Java XSLT Memory Leak



I ran into a strange memory (leak?) problem when I had a to write a Java command line tool that used javax.xml to transform and JAXB to analyze a XML structure and that finally stored the results in a CMS.

This tool had to parse quite a big XML file (> 300MB), perform some XSLT (using javax.xml.transform.Transformer.transform(Source xmlSource, Result outputTarget)) and then continue to work on that XML file.

Transforming the file consumed a little bit more than 1GB of RAM and even after the file was transformed, that RAM (heap space) just wasn’t freed by the garbage collector. That meant that I had to include an additional 1G of heap space just for the XSL transformation!

The tool was designed in a flexible way so that if you set the correct flag and a previous run of that tool had already created the transformed XML file, the transformation could be skipped – in this case memory was not a problem at all! But when I performed that XSLT, 1 additional GB was needed. Since the parts of the code that were executed afterwards, needed some memory, too, I needed to provide roughly 1.3 GB to the JVM so that the tool was able to finish at all!

I double-checked if all my input- and output-streams were closed properly, but that wasn’t the problem.

I debugged my code, googled, read the API, googled, decompiled (or looked into the sources) of the javax.xml code, googled again, but just couldn’t figure out why the java heap memory wasn’t freed.

Then I used profiling (the Java7 JDK comes bundled with Java Mission Control) and found out that most memory was consumed by instances of cached map entries (java.lang.ThreadLocal$ThreadLocalMap$Entry).

It looks like the javax.xml API caches the XML chunks in a hash map for performance reasons. This might seem like a nice idea, but in fact it is quite memory-consuming and doesn’t help you when you’re parsing a huge file for exactly one single time! WTF do you don’t need a cache for in this case?

Since the tool was a re-written version of an existing – very complex – tool that had lots of dependencies (1st you had to parse this, then analyze this structure, then …), it had been single-threaded. Single-threaded means only one ThreadLocal and only one ThreadLocalMap.

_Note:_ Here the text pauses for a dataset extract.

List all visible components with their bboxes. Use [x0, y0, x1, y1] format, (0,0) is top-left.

So the solution was to put the transformation of the one XML file to the other into its own Thread.

Here’s the class I used:


package de.ahoiit.xml;

import javax.xml.transform.Transformer;
import javax.xml.transform.TransformerException;
import javax.xml.transform.TransformerFactory;
import javax.xml.transform.stream.StreamResult;
import javax.xml.transform.stream.StreamSource;
import java.io.IOException;
import java.io.InputStream;
import java.io.OutputStream;
import java.util.concurrent.Executors;

public class ThreadedXslTransformer {
  private long sleepTime = 10000l;
  public ThreadedXslTransformer() {
  }
  public ThreadedXslTransformer(long sleepTime) throws IllegalArgumentException {
    if (sleepTime < 1l)
      throw new IllegalArgumentException(“Invalid sleep time – must be a positive integer!”);
    this.sleepTime = sleepTime;
  }
  private static class TransformerRunner implements Runnable {
    private final InputStream xslInputStream;
    private final InputStream xmlInputStream;
    private final OutputStream xmlOutputStream;
    private TransformerException transformerException;

    TransformerRunner(InputStream xslInputStream, InputStream xmlInputStream, OutputStream xmlOut) {
      this.xslInputStream = xslInputStream;
      this.xmlInputStream = xmlInputStream;
      this.xmlOutputStream = xmlOut;
    }
    @Override
    public void run() {
      TransformerFactory transformerFactory = TransformerFactory.newInstance();
      try {
        Transformer transformer = transformerFactory.newTransformer(new StreamSource(this.xslInputStream));
        transformer.transform(new StreamSource(this.xmlInputStream), new StreamResult(this.xmlOutputStream));
      } catch (TransformerException e) {
        this.transformerException = e;
      }
      try {
        this.xslInputStream.close();
      } catch (IOException e) {
        e.printStackTrace();
      }
    }
  }
  public void transform(InputStream xsltIn, InputStream xmlIn, OutputStream xmlOut) throws TransformerException {
    TransformerRunner transformerRunner = new TransformerRunner(xsltIn, xmlIn, xmlOut);
    Thread transformerThread = Executors.defaultThreadFactory().newThread(transformerRunner);
    transformerThread.start();
    while (transformerThread.isAlive()) {
      try {
        Thread.sleep(this.sleepTime);
      } catch (InterruptedException e) {
        e.printStackTrace();
      }
    }
    if (transformerRunner.transformerException != null) {
      throw transformerRunner.transformerException;
    }
  }
}


Hope this helps.